Practice Questions 9.1-9.2

Question 9.1

Suppose \(g: \mathbb{R}^2 \rightarrow \mathbb{R}\) is the function:

\[g(\vec x) = (x_1 - 3)^2 + (x_1^2 - x_2)^2\]

(a) Find \(\nabla g(\vec x)\), the gradient of \(g\), and use it to show that \(\nabla g \left( \begin{bmatrix} -1 \\ 1 \end{bmatrix} \right) = \begin{bmatrix} -8 \\ 0 \end{bmatrix}\).

(b) Using \(\nabla g(\vec x)\), determine the vector \(\vec x^*\) that minimizes the output of \(g\).

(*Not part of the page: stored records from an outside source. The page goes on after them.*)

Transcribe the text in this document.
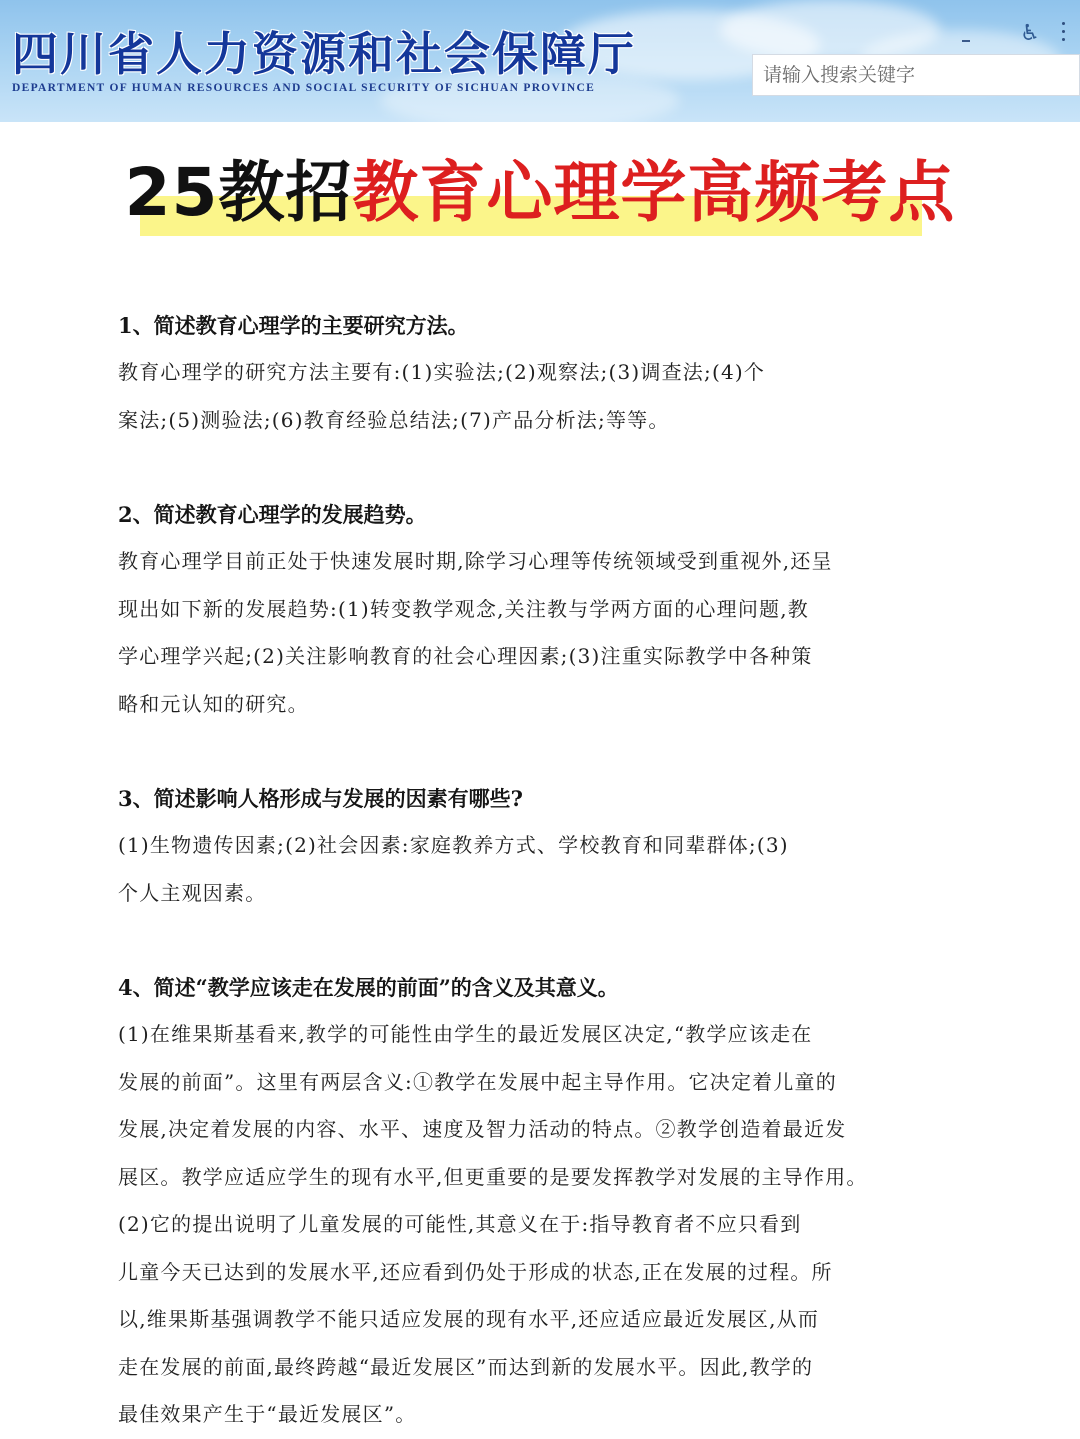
四川省人力资源和社会保障厅
DEPARTMENT OF HUMAN RESOURCES AND SOCIAL SECURITY OF SICHUAN PROVINCE
♿
请输入搜索关键字
25教招教育心理学高频考点
1、简述教育心理学的主要研究方法。
教育心理学的研究方法主要有:(1)实验法;(2)观察法;(3)调查法;(4)个
案法;(5)测验法;(6)教育经验总结法;(7)产品分析法;等等。
2、简述教育心理学的发展趋势。
教育心理学目前正处于快速发展时期,除学习心理等传统领域受到重视外,还呈
现出如下新的发展趋势:(1)转变教学观念,关注教与学两方面的心理问题,教
学心理学兴起;(2)关注影响教育的社会心理因素;(3)注重实际教学中各种策
略和元认知的研究。
3、简述影响人格形成与发展的因素有哪些?
(1)生物遗传因素;(2)社会因素:家庭教养方式、学校教育和同辈群体;(3)
个人主观因素。
4、简述“教学应该走在发展的前面”的含义及其意义。
(1)在维果斯基看来,教学的可能性由学生的最近发展区决定,“教学应该走在
发展的前面”。这里有两层含义:①教学在发展中起主导作用。它决定着儿童的
发展,决定着发展的内容、水平、速度及智力活动的特点。②教学创造着最近发
展区。教学应适应学生的现有水平,但更重要的是要发挥教学对发展的主导作用。
(2)它的提出说明了儿童发展的可能性,其意义在于:指导教育者不应只看到
儿童今天已达到的发展水平,还应看到仍处于形成的状态,正在发展的过程。所
以,维果斯基强调教学不能只适应发展的现有水平,还应适应最近发展区,从而
走在发展的前面,最终跨越“最近发展区”而达到新的发展水平。因此,教学的
最佳效果产生于“最近发展区”。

How can you tell, without the use of any second derivative tests, that \(g\) has a global minimum?


Question 9.2

(a) Suppose \(\vec{a} \in \mathbb{R}^3\), and suppose \(f: \mathbb{R}^3 \rightarrow \mathbb{R}\) is the function:

\[f(\vec x) = \vec{a}^T \vec{x} = a_1x_1 + a_2x_2 + a_3x_3\]

What is the gradient of \(f\)?

(b) Suppose \(f: \mathbb{R}^n \rightarrow \mathbb{R}\) is the function:

\[f(\vec x) = \vec x \cdot \vec x = x_1^2 + x_2^2 + ... + x_n^2\]

What is the gradient of \(f\)?